Alter: 2012 campaign is out of the gutter

Credit: TMS illustration by Jennifer Kohnke
Strangely enough, the 2012 presidential campaign, expected to be the dirtiest in modern memory, may end up being relatively clean.
That's because both sides agree that the economy is the central issue and that sideshows aren't persuasive for voters. Karl Rove and Larry McCarthy, the creator of the infamous Willie Horton ad, think harsh personal attacks against President Barack Obama will backfire, and they're offering more subtle messages of economic disappointment instead.
Even economic assaults can boomerang nowadays. Newark Mayor Cory Booker, an otherwise strong Obama supporter, dealt the president's campaign a blow last weekend on NBC's "Meet the Press" when he said he was "nauseated" by an Obama ad lambasting Mitt Romney's tenure at Bain Capital.
The controversy surrounding the Bain ad and a proposed ad about the Rev. Jeremiah Wright from a super PAC backed by Joe Ricketts, the billionaire founder of TD Ameritrade Holding Corp., suggests that when "paid media" in the presidential race ventures out-of-bounds, "free media" will exact a penalty. We can still expect a misleading and overwhelmingly negative campaign, but the distortions and outright lies will be mostly about the candidates' records and positions, not their race, religion and standing as patriotic Americans.
I don't mean to be pollyannaish, but that represents a step up from the gutter.
The days when Lyndon Johnson could use the infamous "daisy ad" to suggest Barry Goldwater wanted to blow up the world, or Vice President George H.W. Bush (and Al Gore before him) could exploit the racist Willie Horton story against Michael Dukakis, are over. In 2004, when Swift Boat Veterans for Truth could easily smear John Kerry's character by distorting his Navy service during the Vietnam War, you couldn't yet use YouTube and blogs to rebut an ad and even organize a boycott of the sponsors within hours. If the Swift Boat attacks aired today, President George W. Bush would probably be forced to denounce them.
This sounds counterintuitive. After the Supreme Court's Citizens United decision, the system is awash in super PACs that allow secret donations. Instead of clearly identifying the origin of the ad ("I'm Mitt Romney, and I approve this message"), the tag lines on the super PAC ads are from gauzy-sounding outfits ("Restore Our Future") that few people recognize. As we learned during the Republican presidential primaries, this has changed the tone of the campaign. About 70 percent of the ads in the presidential campaign from Jan. 1, 2011, to April 22, 2012, contained at least some negative content.
But neither candidate can afford to let his backers wander too far off the reservation. When Ricketts considered running a super PAC ad featuring Obama's relationship with his former pastor Wright, known for his controversial views, the proposed commercial leaked to the New York Times. The fallout may cost the Ricketts family trust, which owns the Chicago Cubs, the $150 million it was seeking from the City of Chicago to help fund the renovation of Wrigley Field. A furious Mayor Rahm Emanuel wouldn't even return phone calls from the Ricketts family.

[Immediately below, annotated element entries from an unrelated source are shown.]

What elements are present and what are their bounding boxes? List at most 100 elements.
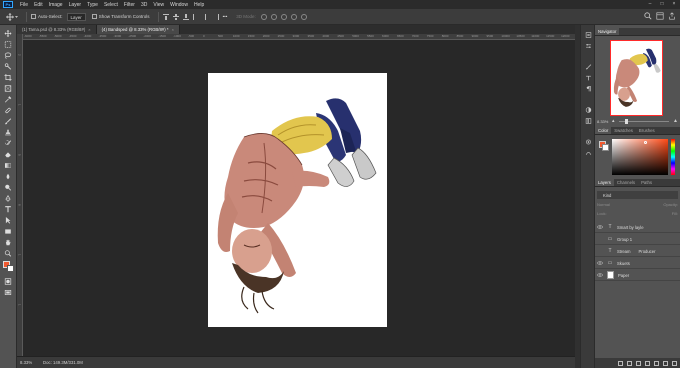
3d-slide-icon[interactable] — [290, 13, 297, 20]
libraries-panel-icon[interactable] — [584, 117, 592, 124]
marquee-tool-icon[interactable] — [3, 40, 13, 48]
layer-row[interactable]: T Stream Producer — [595, 246, 680, 257]
navigator-thumbnail[interactable] — [610, 40, 663, 116]
close-button[interactable]: × — [668, 0, 680, 9]
tab-channels[interactable]: Channels — [614, 179, 638, 186]
tab-navigator[interactable]: Navigator — [595, 28, 620, 35]
tab-layers[interactable]: Layers — [595, 179, 614, 186]
history-brush-tool-icon[interactable] — [3, 139, 13, 147]
zoom-out-icon[interactable]: ▴ — [612, 119, 615, 124]
menu-file[interactable]: File — [17, 2, 31, 8]
align-right-icon[interactable] — [213, 13, 219, 20]
navigator-zoom-value[interactable]: 8.33% — [597, 119, 612, 124]
add-mask-icon[interactable] — [636, 360, 641, 366]
align-bottom-icon[interactable] — [182, 13, 189, 20]
hue-slider[interactable] — [671, 139, 675, 175]
hand-tool-icon[interactable] — [3, 238, 13, 246]
channels-panel-icon[interactable] — [584, 138, 592, 145]
layer-row[interactable]: ▭ Group 1 — [595, 234, 680, 245]
close-tab-icon[interactable]: × — [172, 25, 174, 34]
new-group-icon[interactable] — [654, 360, 659, 366]
quick-select-tool-icon[interactable] — [3, 62, 13, 70]
eraser-tool-icon[interactable] — [3, 150, 13, 158]
crop-tool-icon[interactable] — [3, 73, 13, 81]
color-background-swatch[interactable] — [602, 144, 609, 151]
pen-tool-icon[interactable] — [3, 194, 13, 202]
properties-panel-icon[interactable] — [584, 42, 592, 49]
eyedropper-tool-icon[interactable] — [3, 95, 13, 103]
document-tab[interactable]: (1) Tama.psd @ 8.33% (RGB/8#) × — [17, 25, 97, 34]
path-select-tool-icon[interactable] — [3, 216, 13, 224]
layer-row[interactable]: T Smart by layle — [595, 222, 680, 233]
layer-row[interactable]: Paper — [595, 270, 680, 281]
link-layers-icon[interactable] — [618, 360, 623, 366]
quick-mask-icon[interactable] — [3, 277, 13, 285]
history-panel-icon[interactable] — [584, 31, 592, 38]
brush-settings-icon[interactable] — [584, 63, 592, 70]
blur-tool-icon[interactable] — [3, 172, 13, 180]
lock-label[interactable]: Lock: — [597, 211, 607, 216]
brush-tool-icon[interactable] — [3, 117, 13, 125]
clone-stamp-tool-icon[interactable] — [3, 128, 13, 136]
tab-paths[interactable]: Paths — [638, 179, 655, 186]
healing-brush-tool-icon[interactable] — [3, 106, 13, 114]
color-picker-field[interactable] — [612, 139, 668, 175]
menu-layer[interactable]: Layer — [66, 2, 85, 8]
adjustments-panel-icon[interactable] — [584, 106, 592, 113]
3d-pan-icon[interactable] — [280, 13, 287, 20]
menu-select[interactable]: Select — [101, 2, 121, 8]
tab-color[interactable]: Color — [595, 127, 612, 134]
tab-swatches[interactable]: Swatches — [611, 127, 636, 134]
trash-icon[interactable] — [672, 360, 677, 366]
fx-icon[interactable] — [627, 360, 632, 366]
opacity-label[interactable]: Opacity: — [663, 202, 678, 207]
auto-select-dropdown[interactable]: Layer — [66, 12, 86, 21]
menu-view[interactable]: View — [150, 2, 167, 8]
paragraph-panel-icon[interactable] — [584, 85, 592, 92]
frame-tool-icon[interactable] — [3, 84, 13, 92]
gradient-tool-icon[interactable] — [3, 161, 13, 169]
menu-window[interactable]: Window — [167, 2, 191, 8]
zoom-tool-icon[interactable] — [3, 249, 13, 257]
screen-mode-icon[interactable] — [3, 288, 13, 296]
document-canvas[interactable] — [208, 73, 387, 327]
align-hcenter-icon[interactable] — [203, 13, 209, 20]
canvas-workspace[interactable] — [23, 40, 575, 356]
menu-image[interactable]: Image — [46, 2, 66, 8]
more-options-icon[interactable]: ••• — [223, 14, 228, 19]
3d-scale-icon[interactable] — [300, 13, 307, 20]
move-tool-icon[interactable] — [3, 29, 13, 37]
dodge-tool-icon[interactable] — [3, 183, 13, 191]
type-tool-icon[interactable] — [3, 205, 13, 213]
eye-icon[interactable] — [595, 258, 605, 268]
minimize-button[interactable]: – — [644, 0, 656, 9]
tab-brushes[interactable]: Brushes — [636, 127, 658, 134]
search-icon[interactable] — [644, 12, 652, 20]
layer-filter-kind[interactable]: Kind — [597, 191, 678, 199]
maximize-button[interactable]: □ — [656, 0, 668, 9]
share-icon[interactable] — [668, 12, 676, 20]
blend-mode-dropdown[interactable]: Normal — [597, 202, 610, 207]
workspace-icon[interactable] — [656, 12, 664, 20]
3d-roll-icon[interactable] — [270, 13, 277, 20]
eye-hidden-icon[interactable] — [595, 246, 605, 256]
eye-hidden-icon[interactable] — [595, 234, 605, 244]
menu-edit[interactable]: Edit — [31, 2, 46, 8]
show-transform-checkbox[interactable] — [91, 14, 97, 19]
rectangle-tool-icon[interactable] — [3, 227, 13, 235]
fill-label[interactable]: Fill: — [672, 211, 678, 216]
3d-orbit-icon[interactable] — [260, 13, 267, 20]
color-picker-cursor[interactable] — [644, 141, 647, 144]
eye-icon[interactable] — [595, 222, 605, 232]
close-tab-icon[interactable]: × — [88, 25, 90, 34]
eye-icon[interactable] — [595, 270, 605, 280]
slider-knob[interactable] — [624, 119, 628, 124]
document-tab-active[interactable]: (4) Bandsped @ 8.33% (RGB/8#) * × — [96, 25, 180, 34]
lasso-tool-icon[interactable] — [3, 51, 13, 59]
menu-help[interactable]: Help — [191, 2, 207, 8]
menu-3d[interactable]: 3D — [138, 2, 150, 8]
new-layer-icon[interactable] — [663, 360, 668, 366]
menu-type[interactable]: Type — [84, 2, 101, 8]
layer-row[interactable]: ▭ Skuets — [595, 258, 680, 269]
document-info[interactable]: Doc: 149.3M/331.0M — [37, 360, 83, 365]
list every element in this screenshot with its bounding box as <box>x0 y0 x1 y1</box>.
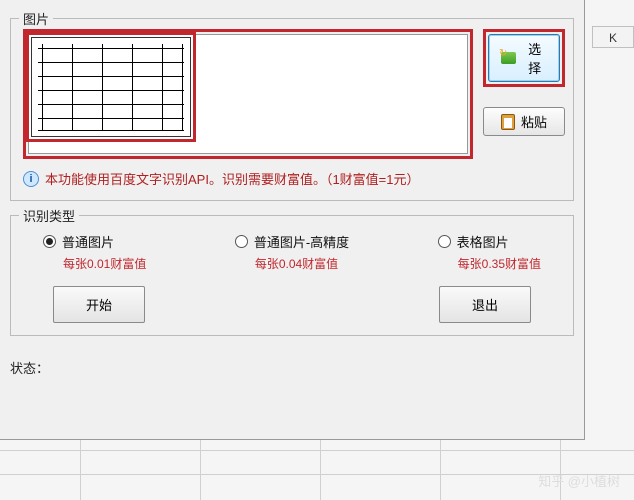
clipboard-icon <box>501 114 515 130</box>
radio-label-text: 普通图片-高精度 <box>254 232 349 251</box>
spreadsheet-grid <box>0 440 634 500</box>
start-button[interactable]: 开始 <box>53 286 145 323</box>
radio-circle-icon <box>438 235 451 248</box>
column-header-k[interactable]: K <box>592 26 634 48</box>
info-icon: i <box>23 171 39 187</box>
radio-item-normal: 普通图片 每张0.01财富值 <box>43 232 146 272</box>
status-label: 状态： <box>10 358 574 377</box>
radio-table[interactable]: 表格图片 <box>438 232 509 251</box>
picture-refresh-icon <box>501 52 516 64</box>
radio-label-text: 普通图片 <box>62 232 114 251</box>
action-row: 开始 退出 <box>23 272 561 323</box>
watermark: 知乎 @小植树 <box>538 471 620 490</box>
radio-item-highprec: 普通图片-高精度 每张0.04财富值 <box>235 232 349 272</box>
radio-highprec[interactable]: 普通图片-高精度 <box>235 232 349 251</box>
exit-button[interactable]: 退出 <box>439 286 531 323</box>
radio-circle-icon <box>235 235 248 248</box>
thumbnail-highlight-frame <box>26 32 196 142</box>
paste-button[interactable]: 粘贴 <box>483 107 565 136</box>
start-button-label: 开始 <box>86 298 112 313</box>
radio-label-text: 表格图片 <box>457 232 509 251</box>
image-preview-box[interactable] <box>28 34 468 154</box>
side-button-column: 选择 粘贴 <box>483 29 565 136</box>
type-group: 识别类型 普通图片 每张0.01财富值 普通图片-高精度 每张0.04财富值 <box>10 215 574 336</box>
preview-thumbnail <box>31 37 191 137</box>
type-group-label: 识别类型 <box>19 206 79 225</box>
price-normal: 每张0.01财富值 <box>63 255 146 272</box>
image-group-label: 图片 <box>19 9 53 28</box>
info-text: 本功能使用百度文字识别API。识别需要财富值。（1财富值=1元） <box>45 169 420 188</box>
select-button-highlight: 选择 <box>483 29 565 87</box>
exit-button-label: 退出 <box>472 298 498 313</box>
select-button[interactable]: 选择 <box>488 34 560 82</box>
preview-highlight-frame <box>23 29 473 159</box>
paste-button-label: 粘贴 <box>521 112 547 131</box>
price-table: 每张0.35财富值 <box>458 255 541 272</box>
select-button-label: 选择 <box>522 39 547 77</box>
radio-item-table: 表格图片 每张0.35财富值 <box>438 232 541 272</box>
radio-circle-icon <box>43 235 56 248</box>
info-row: i 本功能使用百度文字识别API。识别需要财富值。（1财富值=1元） <box>23 169 561 188</box>
image-group: 图片 <box>10 18 574 201</box>
radio-normal[interactable]: 普通图片 <box>43 232 114 251</box>
price-highprec: 每张0.04财富值 <box>255 255 338 272</box>
radio-row: 普通图片 每张0.01财富值 普通图片-高精度 每张0.04财富值 表格图片 每… <box>23 226 561 272</box>
ocr-dialog: 图片 <box>0 0 585 440</box>
image-row: 选择 粘贴 <box>23 29 561 159</box>
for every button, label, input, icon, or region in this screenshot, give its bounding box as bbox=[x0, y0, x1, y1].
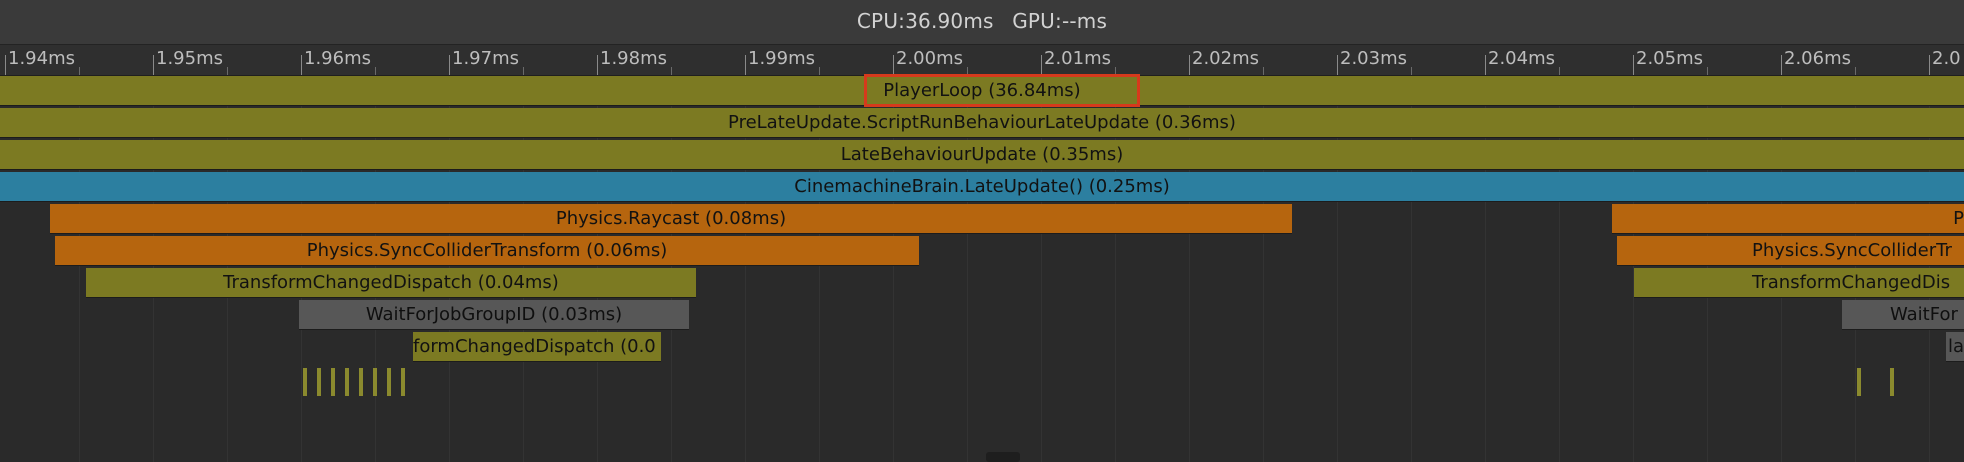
tick-label: 1.97ms bbox=[452, 48, 519, 69]
tiny-event-mark[interactable] bbox=[359, 368, 363, 396]
tick-label: 2.06ms bbox=[1784, 48, 1851, 69]
minor-tick bbox=[671, 67, 672, 75]
tick bbox=[745, 55, 746, 75]
tick-label: 2.00ms bbox=[896, 48, 963, 69]
profiler-timeline: CPU:36.90ms GPU:--ms 1.94ms 1.95ms 1.96m… bbox=[0, 0, 1964, 462]
gpu-time: GPU:--ms bbox=[1012, 9, 1108, 33]
tiny-event-mark[interactable] bbox=[303, 368, 307, 396]
minor-tick bbox=[1707, 67, 1708, 75]
transform-changed-dispatch-right-bar[interactable]: TransformChangedDis bbox=[1634, 268, 1964, 298]
minor-tick bbox=[1559, 67, 1560, 75]
time-ruler[interactable]: 1.94ms 1.95ms 1.96ms 1.97ms 1.98ms 1.99m… bbox=[0, 45, 1964, 76]
minor-tick bbox=[79, 67, 80, 75]
late-behaviour-update-bar[interactable]: LateBehaviourUpdate (0.35ms) bbox=[0, 140, 1964, 170]
tick bbox=[1189, 55, 1190, 75]
minor-tick bbox=[375, 67, 376, 75]
minor-tick bbox=[523, 67, 524, 75]
tick bbox=[153, 55, 154, 75]
tiny-event-mark[interactable] bbox=[373, 368, 377, 396]
minor-tick bbox=[967, 67, 968, 75]
minor-tick bbox=[1411, 67, 1412, 75]
tick-label: 1.99ms bbox=[748, 48, 815, 69]
tick bbox=[597, 55, 598, 75]
tick-label: 1.95ms bbox=[156, 48, 223, 69]
tick bbox=[1041, 55, 1042, 75]
tick-label: 2.01ms bbox=[1044, 48, 1111, 69]
tick bbox=[449, 55, 450, 75]
cinemachine-late-update-bar[interactable]: CinemachineBrain.LateUpdate() (0.25ms) bbox=[0, 172, 1964, 202]
tiny-event-mark[interactable] bbox=[317, 368, 321, 396]
tick-label: 1.94ms bbox=[8, 48, 75, 69]
horizontal-scroll-thumb[interactable] bbox=[986, 452, 1020, 462]
transform-changed-dispatch-bar[interactable]: TransformChangedDispatch (0.04ms) bbox=[86, 268, 696, 298]
physics-sync-collider-bar[interactable]: Physics.SyncColliderTransform (0.06ms) bbox=[55, 236, 919, 266]
tick bbox=[1633, 55, 1634, 75]
minor-tick bbox=[1115, 67, 1116, 75]
frame-time-summary: CPU:36.90ms GPU:--ms bbox=[0, 9, 1964, 33]
tick-label: 2.02ms bbox=[1192, 48, 1259, 69]
tick bbox=[1781, 55, 1782, 75]
tick bbox=[301, 55, 302, 75]
tick bbox=[1337, 55, 1338, 75]
tick-label: 2.03ms bbox=[1340, 48, 1407, 69]
tick-label: 1.96ms bbox=[304, 48, 371, 69]
minor-tick bbox=[227, 67, 228, 75]
physics-sync-collider-right-bar[interactable]: Physics.SyncColliderTr bbox=[1617, 236, 1964, 266]
cpu-time: CPU:36.90ms bbox=[856, 9, 994, 33]
minor-tick bbox=[1263, 67, 1264, 75]
wait-for-job-group-bar[interactable]: WaitForJobGroupID (0.03ms) bbox=[299, 300, 689, 330]
tick bbox=[893, 55, 894, 75]
tiny-event-mark[interactable] bbox=[1890, 368, 1894, 396]
tick-label: 2.0 bbox=[1932, 48, 1961, 69]
tick-label: 2.04ms bbox=[1488, 48, 1555, 69]
transform-changed-dispatch-child-bar[interactable]: formChangedDispatch (0.0 bbox=[413, 332, 661, 362]
physics-raycast-right-bar[interactable]: P bbox=[1612, 204, 1964, 234]
physics-raycast-right-label: P bbox=[1953, 208, 1964, 229]
tick-label: 1.98ms bbox=[600, 48, 667, 69]
small-right-bar[interactable]: la bbox=[1946, 332, 1964, 362]
player-loop-bar[interactable]: PlayerLoop (36.84ms) bbox=[0, 76, 1964, 106]
tick bbox=[1485, 55, 1486, 75]
minor-tick bbox=[819, 67, 820, 75]
tiny-event-mark[interactable] bbox=[345, 368, 349, 396]
physics-raycast-bar[interactable]: Physics.Raycast (0.08ms) bbox=[50, 204, 1292, 234]
tiny-event-mark[interactable] bbox=[331, 368, 335, 396]
tiny-event-mark[interactable] bbox=[387, 368, 391, 396]
minor-tick bbox=[1855, 67, 1856, 75]
tiny-event-mark[interactable] bbox=[401, 368, 405, 396]
tick-label: 2.05ms bbox=[1636, 48, 1703, 69]
tick bbox=[5, 55, 6, 75]
tiny-event-mark[interactable] bbox=[1857, 368, 1861, 396]
pre-late-update-bar[interactable]: PreLateUpdate.ScriptRunBehaviourLateUpda… bbox=[0, 108, 1964, 138]
tick bbox=[1929, 55, 1930, 75]
wait-for-job-group-right-bar[interactable]: WaitFor bbox=[1842, 300, 1964, 330]
profiler-header: CPU:36.90ms GPU:--ms bbox=[0, 0, 1964, 45]
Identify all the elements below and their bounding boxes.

The story sends a powerful message to other billionaires trying to play in the presidential election sandbox: Expect sand in your eyes.
The best way to avoid it -- and stay on good terms with the Romney campaign (which sees anything racial or personal about the president as counterproductive) -- is to go with approved (though technically not "coordinated") super PACs like those run by Rove and a group of Romney's former top aides. Rove's American Crossroads and Crossroads GPS, which so far this election cycle have raised more than $100 million, will probably have at least a couple hundred million to use trashing Obama -- often unfairly. But most of it will be spent on depicting the president as incompetent on the economy, not on personal attacks.
The near-universal condemnation of the proposed Wright ad also increases the likelihood that any comments about Romney's Mormon faith will be seen as off-limits.
When you're talking about the most powerful job in the world, all biographical facts -- relationships with old pastors, management of companies, religious practices, even old girlfriends -- are at least potentially relevant. But this year, with the country facing a stark choice in hard times, they will be derided as distractions from an unusually substantive campaign.